The Spoken Word of Bassey Ikpi
24 May 2010 by Emily Chiodo in Event
Think before you speak. People are always saying that, and, of course, many try to do that. But somewhere in that process a person loses the organic nature of his or her thoughts and winds up saying something a little safer or more processed than what was originally conceived.
Though Bassey Ikpi’s words are carefully selected and placed like flowers in an arrangement, they don’t seem to lose that original quality that often comes when a person flies off the cuff. They are what I imagine is a staccato stream of thoughts, ideas and images that flows through her mind at a given moment, and she allows it to drain out during her sometimes rhythmic, sometimes syncopated, always moving, spoken word performances.
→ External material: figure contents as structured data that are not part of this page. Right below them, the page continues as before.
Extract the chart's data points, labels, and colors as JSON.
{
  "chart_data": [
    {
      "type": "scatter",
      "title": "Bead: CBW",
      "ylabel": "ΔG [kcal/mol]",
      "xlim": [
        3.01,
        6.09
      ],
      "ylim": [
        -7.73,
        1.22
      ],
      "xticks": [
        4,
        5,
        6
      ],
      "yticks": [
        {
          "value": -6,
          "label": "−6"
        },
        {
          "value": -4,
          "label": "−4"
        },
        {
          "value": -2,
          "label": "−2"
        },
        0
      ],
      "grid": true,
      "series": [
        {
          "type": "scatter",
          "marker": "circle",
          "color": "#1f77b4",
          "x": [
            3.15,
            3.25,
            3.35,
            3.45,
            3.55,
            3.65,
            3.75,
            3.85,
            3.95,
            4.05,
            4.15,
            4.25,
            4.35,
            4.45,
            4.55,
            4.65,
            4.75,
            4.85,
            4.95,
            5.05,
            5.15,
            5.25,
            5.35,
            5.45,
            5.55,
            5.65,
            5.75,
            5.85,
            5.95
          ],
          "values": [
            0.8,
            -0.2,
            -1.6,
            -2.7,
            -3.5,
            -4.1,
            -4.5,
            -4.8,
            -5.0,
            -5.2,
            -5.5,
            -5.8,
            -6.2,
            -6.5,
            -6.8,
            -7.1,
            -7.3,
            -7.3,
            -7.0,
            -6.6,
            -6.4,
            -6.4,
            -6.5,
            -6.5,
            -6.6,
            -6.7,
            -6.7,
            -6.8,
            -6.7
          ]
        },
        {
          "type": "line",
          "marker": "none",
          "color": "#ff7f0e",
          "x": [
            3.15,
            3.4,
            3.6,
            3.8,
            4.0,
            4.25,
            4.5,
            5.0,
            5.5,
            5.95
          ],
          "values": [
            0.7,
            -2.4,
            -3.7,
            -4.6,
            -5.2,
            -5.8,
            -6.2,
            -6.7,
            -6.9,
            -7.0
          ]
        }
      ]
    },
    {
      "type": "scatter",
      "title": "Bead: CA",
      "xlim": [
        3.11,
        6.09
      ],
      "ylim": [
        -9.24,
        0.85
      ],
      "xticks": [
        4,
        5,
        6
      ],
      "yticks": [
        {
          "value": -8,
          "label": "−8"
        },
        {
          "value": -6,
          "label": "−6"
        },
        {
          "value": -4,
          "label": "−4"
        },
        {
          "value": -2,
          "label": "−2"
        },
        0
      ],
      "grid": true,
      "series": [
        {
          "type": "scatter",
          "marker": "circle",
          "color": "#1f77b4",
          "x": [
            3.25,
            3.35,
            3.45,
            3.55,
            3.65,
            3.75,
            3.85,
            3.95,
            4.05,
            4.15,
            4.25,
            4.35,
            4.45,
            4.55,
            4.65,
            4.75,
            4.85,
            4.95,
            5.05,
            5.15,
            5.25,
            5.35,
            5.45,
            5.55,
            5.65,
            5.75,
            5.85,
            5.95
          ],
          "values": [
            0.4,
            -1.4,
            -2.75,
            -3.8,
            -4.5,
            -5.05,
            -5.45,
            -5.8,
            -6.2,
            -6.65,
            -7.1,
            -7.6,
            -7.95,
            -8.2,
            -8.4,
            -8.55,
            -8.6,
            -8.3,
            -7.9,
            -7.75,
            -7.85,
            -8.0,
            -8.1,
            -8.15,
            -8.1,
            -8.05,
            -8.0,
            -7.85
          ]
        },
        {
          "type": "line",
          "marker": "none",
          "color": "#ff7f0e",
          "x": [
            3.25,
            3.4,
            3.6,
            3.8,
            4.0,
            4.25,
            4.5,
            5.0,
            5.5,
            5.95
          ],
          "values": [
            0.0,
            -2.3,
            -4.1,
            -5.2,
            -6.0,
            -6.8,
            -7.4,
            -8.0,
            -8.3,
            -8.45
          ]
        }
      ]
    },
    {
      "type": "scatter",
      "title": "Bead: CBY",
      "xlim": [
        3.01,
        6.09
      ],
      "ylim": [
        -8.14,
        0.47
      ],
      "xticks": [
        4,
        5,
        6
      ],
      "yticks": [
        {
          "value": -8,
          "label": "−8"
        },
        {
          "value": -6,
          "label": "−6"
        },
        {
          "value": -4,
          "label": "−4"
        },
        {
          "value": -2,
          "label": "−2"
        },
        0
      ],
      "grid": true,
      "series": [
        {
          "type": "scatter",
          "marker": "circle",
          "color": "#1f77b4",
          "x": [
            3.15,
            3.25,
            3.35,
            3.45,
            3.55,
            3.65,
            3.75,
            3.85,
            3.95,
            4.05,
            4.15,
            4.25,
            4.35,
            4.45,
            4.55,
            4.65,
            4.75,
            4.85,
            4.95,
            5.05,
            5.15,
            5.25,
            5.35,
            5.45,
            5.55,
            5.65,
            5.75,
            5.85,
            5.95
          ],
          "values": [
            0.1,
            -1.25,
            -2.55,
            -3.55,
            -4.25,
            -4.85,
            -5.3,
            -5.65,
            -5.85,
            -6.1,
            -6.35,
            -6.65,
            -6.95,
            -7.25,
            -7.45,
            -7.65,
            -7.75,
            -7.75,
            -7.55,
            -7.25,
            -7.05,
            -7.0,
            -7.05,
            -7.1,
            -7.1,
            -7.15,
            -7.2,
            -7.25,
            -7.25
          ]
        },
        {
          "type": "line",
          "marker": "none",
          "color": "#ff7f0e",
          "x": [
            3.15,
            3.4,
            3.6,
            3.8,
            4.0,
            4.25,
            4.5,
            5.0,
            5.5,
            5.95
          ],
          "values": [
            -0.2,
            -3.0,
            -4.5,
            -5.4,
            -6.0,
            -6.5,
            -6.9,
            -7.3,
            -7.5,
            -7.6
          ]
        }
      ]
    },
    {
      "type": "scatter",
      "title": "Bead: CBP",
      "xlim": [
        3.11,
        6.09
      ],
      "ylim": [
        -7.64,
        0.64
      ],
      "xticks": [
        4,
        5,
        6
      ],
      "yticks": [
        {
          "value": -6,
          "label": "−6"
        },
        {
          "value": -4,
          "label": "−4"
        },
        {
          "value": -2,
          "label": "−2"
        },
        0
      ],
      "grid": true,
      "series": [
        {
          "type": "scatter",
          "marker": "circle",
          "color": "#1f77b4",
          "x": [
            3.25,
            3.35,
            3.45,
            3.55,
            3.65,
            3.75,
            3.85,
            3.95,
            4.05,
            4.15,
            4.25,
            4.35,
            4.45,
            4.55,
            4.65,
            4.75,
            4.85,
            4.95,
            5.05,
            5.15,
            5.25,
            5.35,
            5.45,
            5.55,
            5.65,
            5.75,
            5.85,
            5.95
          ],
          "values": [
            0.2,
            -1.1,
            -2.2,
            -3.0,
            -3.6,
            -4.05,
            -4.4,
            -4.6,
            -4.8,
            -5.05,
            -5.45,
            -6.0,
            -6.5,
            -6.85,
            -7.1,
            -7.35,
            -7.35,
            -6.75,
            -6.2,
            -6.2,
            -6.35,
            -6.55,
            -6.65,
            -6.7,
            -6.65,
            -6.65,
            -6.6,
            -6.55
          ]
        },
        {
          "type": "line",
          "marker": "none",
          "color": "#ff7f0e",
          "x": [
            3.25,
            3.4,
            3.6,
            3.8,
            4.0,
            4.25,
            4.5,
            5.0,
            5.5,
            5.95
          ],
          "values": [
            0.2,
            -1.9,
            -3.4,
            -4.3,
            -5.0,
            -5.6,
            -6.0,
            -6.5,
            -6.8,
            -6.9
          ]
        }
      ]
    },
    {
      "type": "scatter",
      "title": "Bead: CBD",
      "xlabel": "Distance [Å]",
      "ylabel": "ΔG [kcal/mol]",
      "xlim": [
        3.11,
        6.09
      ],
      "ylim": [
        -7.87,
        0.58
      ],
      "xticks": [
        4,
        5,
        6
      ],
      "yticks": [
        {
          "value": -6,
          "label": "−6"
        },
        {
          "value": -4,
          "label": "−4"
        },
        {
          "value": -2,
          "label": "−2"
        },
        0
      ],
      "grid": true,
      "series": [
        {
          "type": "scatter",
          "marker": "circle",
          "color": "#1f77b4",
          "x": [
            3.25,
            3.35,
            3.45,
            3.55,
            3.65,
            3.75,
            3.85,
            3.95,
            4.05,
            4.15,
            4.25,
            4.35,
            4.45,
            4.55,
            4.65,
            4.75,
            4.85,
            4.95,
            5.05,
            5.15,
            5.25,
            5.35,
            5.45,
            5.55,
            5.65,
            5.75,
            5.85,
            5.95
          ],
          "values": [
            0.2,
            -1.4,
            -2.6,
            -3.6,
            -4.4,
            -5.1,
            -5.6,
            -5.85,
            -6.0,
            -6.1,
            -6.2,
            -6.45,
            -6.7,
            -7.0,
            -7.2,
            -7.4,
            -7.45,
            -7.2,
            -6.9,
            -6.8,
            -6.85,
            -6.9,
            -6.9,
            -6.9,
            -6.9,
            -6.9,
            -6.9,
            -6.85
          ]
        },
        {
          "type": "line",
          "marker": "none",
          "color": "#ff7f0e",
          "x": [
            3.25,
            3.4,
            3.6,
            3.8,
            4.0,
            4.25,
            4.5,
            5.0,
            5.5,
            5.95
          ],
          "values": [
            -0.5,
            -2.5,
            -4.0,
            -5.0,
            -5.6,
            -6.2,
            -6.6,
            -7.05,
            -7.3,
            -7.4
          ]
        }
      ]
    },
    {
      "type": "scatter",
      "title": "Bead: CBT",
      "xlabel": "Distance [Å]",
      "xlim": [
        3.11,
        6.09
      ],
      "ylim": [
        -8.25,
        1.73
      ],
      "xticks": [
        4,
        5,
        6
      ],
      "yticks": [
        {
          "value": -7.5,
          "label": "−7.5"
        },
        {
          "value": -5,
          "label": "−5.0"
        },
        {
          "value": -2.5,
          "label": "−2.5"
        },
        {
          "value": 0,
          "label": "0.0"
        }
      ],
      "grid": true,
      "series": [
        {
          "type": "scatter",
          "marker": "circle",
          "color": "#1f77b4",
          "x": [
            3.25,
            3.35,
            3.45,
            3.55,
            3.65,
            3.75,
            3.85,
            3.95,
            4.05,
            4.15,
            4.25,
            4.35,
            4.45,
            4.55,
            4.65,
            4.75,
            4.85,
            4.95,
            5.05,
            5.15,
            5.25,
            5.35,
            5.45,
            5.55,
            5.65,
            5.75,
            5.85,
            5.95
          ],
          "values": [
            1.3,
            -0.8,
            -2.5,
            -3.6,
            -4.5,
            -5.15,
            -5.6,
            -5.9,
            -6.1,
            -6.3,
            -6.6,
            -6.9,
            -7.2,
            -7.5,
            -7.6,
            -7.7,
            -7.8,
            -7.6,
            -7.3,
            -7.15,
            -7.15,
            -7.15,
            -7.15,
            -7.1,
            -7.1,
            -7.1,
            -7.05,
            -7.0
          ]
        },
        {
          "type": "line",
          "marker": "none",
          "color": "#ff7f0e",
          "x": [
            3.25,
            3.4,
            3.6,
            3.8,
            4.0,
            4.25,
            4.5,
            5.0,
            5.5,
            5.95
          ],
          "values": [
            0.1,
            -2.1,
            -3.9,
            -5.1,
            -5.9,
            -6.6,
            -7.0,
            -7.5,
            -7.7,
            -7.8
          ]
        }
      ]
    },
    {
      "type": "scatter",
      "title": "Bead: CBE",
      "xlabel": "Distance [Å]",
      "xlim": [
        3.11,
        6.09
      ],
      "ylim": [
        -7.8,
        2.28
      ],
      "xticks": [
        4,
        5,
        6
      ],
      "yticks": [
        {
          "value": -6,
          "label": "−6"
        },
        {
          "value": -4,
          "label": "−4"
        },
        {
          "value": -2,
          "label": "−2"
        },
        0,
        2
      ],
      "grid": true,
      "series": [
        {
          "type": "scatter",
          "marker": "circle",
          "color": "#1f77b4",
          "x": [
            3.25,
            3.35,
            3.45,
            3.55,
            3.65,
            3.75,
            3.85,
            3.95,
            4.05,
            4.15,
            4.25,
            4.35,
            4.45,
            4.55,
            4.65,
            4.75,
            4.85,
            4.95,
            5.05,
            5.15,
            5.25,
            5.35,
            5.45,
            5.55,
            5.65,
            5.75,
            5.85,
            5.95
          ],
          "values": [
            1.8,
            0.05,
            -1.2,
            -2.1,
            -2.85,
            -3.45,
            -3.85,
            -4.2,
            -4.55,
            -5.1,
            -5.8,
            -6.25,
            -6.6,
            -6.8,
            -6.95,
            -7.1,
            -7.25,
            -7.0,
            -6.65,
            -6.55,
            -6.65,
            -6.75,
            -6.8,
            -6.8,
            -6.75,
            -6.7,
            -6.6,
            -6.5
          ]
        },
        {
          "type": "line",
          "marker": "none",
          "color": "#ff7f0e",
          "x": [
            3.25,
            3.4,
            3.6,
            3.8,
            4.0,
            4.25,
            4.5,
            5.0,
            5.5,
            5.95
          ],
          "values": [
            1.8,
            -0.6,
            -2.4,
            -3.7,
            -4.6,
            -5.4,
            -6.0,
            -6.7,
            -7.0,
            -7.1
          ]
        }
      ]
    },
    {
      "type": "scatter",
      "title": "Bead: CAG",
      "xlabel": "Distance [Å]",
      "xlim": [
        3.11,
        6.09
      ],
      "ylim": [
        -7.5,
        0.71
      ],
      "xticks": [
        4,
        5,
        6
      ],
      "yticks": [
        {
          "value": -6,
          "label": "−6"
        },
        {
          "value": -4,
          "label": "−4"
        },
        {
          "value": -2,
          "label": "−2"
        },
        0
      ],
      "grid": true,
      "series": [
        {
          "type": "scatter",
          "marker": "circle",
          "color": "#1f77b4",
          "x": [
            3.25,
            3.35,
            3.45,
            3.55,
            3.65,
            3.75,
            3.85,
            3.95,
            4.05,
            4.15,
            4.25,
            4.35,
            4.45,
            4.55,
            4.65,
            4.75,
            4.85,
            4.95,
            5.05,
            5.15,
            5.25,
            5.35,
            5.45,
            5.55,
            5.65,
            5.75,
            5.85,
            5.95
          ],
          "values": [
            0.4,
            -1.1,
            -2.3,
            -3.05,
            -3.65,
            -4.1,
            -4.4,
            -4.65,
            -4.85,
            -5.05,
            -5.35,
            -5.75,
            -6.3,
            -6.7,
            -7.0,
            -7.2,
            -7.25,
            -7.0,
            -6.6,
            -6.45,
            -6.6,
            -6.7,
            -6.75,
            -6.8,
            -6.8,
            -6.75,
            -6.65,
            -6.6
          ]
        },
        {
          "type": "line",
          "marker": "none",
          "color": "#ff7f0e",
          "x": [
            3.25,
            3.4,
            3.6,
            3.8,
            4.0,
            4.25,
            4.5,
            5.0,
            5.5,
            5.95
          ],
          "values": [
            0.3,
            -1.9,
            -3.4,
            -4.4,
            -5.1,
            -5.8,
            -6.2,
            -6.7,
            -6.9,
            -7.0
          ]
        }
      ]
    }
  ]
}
As a writer, I try to sound intelligent, witty and poignant. Somehow, as I try to write about the talent Ikpi possesses, I feel like a bumbling, tongue-tied idiot because there is no possible way what I write about her will properly do her or her art form justice.
This Nigerian-born poet/writer is a woman who clearly thinks before she speaks, but definitely allows us to hear the truest form of her thoughts and feelings – a process many of us might find too emotionally difficult to even attempt.
Many have taken note of her ability to deliver a message. Ikpi appeared on HBO’s “Russell Simmons Presents Def Poetry Jam” five times and was a featured cast member of its national touring company (which was a Tony Award-winning Broadway show, I might add). She has also opened for Grammy nominated artists India Arie, Les Nubians and Luther Vandross.
In 2009, she was a featured performer for Joburg Arts Alive, Johannesburg’s annual arts festival. This year, she hits another ‘Burgh’s arts festival. On Friday, June 11 at 7:30 pm, you can fill your cup in the stream of her perceptual prose at the Trust Arts Education Center.
Ikpi has already kicked-off her five-city summer tour, “Basseyworld Live.” There, you can also see her moderating interactive panel discussions on socially relevant topics, often the primary focus of her work.
We’re just thankful she is bringing a bit of Bassey’s world to Pittsburgh along the way.
Ikpi will be joined by several featured local poets:
CM Burroughs has been awarded numerous fellowships and grants, has received commissions from the Studio Museum of Harlem and the Warhol Museum, and is now a visiting lecturer at Pitt.
Brian Francis recently published his first chapbook, Do It Yourself Divinity. He frequently performs, and was a member of the team representing Pittsburgh in the Rust Belt Poetry Slam in 2007.
Christiane Leach is co-founder of Sun Crumbs, a non-profit which sponsored the first Foundation funded Poetry Slam team in the nation. She performs her poetry as well as teaches performance poetry.
Stacey Waite is a professor whose 2004 chapbook choke won the Frank O’Hara Award for poetry. A second chapbook, Love Poem to Androgyny, won the 2006 Main Street Rag Chapbook Contest.